Namun memahami Lamalera tidak cukup hanya dengan melihat “tombak dan paus”. Perburuan di Lamalera adalah sistem sosial yang kompleks: ada struktur adat, ritus keagamaan, pembagian peran, serta aturan ekologis tradisional yang diwariskan turun-temurun. Musim melaut ditentukan secara adat, paus muda tidak boleh ditangkap, dan setiap bagian tubuh paus dibagi menurut struktur sosial yang telah disepakati. Semua ini menunjukkan adanya sistem konservasi berbasis kearifan lokal yang telah berjalan sebelum hadirnya regulasi modern.


Ironisnya, tantangan terbesar tradisi Lamalera justru datang dari luar, bukan dari dalam. Wisatawan dengan kamera ponsel, konten media sosial, serta perdebatan publik dari orang yang tidak mengenal konteks lokal, seringkali menyederhanakan tradisi itu hanya sebagai “pembunuhan paus”. Ritual yang dahulu sakral kini direkam, ditonton, bahkan dikomentari tanpa memahami filosofi adat yang menyertainya. Di sinilah arus modernitas mengubah cara masyarakat Lamalera dilihat dan dinilai.


Dalam perspektif akademik, persoalan ini menunjukkan bahwa isu konservasi tidak bisa dipisahkan dari dimensi sosial-budaya. Paus bagi Lamalera bukan sekadar hewan, tetapi simbol rezeki, hidup bersama, dan relasi manusia–alam. Ketika kebijakan konservasi dibuat tanpa memperhitungkan konteks sosial, maka konflik kepentingan akan muncul. Padahal, masyarakat lokal memiliki pengetahuan ekologis yang berharga—pengetahuan yang seharusnya menjadi bagian dari dialog kebijakan.


Fosil paus Oeba dan tradisi Lamalera seperti dua kutub cerita yang saling berkaitan. Yang satu adalah bagian dari sejarah yang membeku di museum, sementara yang lain adalah tradisi hidup yang terus berlangsung. Kedua kisah ini menegaskan bahwa laut adalah ruang identitas bagi masyarakat NTT, bukan sekadar sumber daya. Melalui keduanya, kita belajar bahwa tradisi dan konservasi bukan dua hal yang harus dipertentangkan.

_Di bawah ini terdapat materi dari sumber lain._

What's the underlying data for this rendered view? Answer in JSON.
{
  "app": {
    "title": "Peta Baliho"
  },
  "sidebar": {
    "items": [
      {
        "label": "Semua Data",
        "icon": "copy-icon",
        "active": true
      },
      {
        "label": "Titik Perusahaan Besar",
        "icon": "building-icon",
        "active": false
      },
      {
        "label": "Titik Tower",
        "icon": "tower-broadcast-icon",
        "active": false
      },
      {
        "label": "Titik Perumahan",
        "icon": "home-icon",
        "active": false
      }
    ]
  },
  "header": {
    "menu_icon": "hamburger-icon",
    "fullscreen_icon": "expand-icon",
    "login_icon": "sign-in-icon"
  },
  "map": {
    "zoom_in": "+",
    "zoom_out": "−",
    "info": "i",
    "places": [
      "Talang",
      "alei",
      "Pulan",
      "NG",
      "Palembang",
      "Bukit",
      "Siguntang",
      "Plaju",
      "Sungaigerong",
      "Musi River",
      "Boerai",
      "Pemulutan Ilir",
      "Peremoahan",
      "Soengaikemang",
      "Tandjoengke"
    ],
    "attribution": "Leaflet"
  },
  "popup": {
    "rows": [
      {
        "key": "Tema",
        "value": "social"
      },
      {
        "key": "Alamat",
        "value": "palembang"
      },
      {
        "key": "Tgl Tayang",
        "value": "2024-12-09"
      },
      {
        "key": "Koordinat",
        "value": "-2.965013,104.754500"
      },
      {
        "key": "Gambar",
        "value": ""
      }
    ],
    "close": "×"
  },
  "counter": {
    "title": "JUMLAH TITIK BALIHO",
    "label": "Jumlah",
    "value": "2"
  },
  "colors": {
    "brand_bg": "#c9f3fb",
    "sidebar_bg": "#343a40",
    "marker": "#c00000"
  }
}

Tantangan kita saat ini adalah menemukan titik temu antara menjaga keberlanjutan lingkungan dan mempertahankan warisan budaya. Dibutuhkan dialog yang adil antara pengetahuan modern dan kearifan lokal agar pengelolaan laut di NTT berjalan lebih bijaksana, berkelanjutan, dan menghargai identitas masyarakat.


Lamalera mengingatkan kita bahwa kebijakan lingkungan tidak boleh mengabaikan manusia yang hidup di dalamnya. Tradisi berburu paus bukan hanya tentang menangkap ikan besar, tetapi tentang relasi mendalam antara manusia, laut, dan adat. Sementara fosil paus Oeba menjadi pengingat bahwa hubungan itu telah berlangsung lama dan perlu dirawat dengan penuh kesadaran.


Perjumpaan antara dua jejak paus—yang membeku di museum dan yang masih hidup dalam praktik tradisi—mengajarkan satu hal: bahwa keberlanjutan sejati hanya dapat dicapai ketika tradisi budaya dan tanggung jawab ekologis berjalan seimbang, saling menghormati, dan dipahami dari konteks masyarakat yang menghayatinya.


Oleh: Anna Trifonia Tafuli (Magister Pendidikan IPS – Universitas Nusa Cendana)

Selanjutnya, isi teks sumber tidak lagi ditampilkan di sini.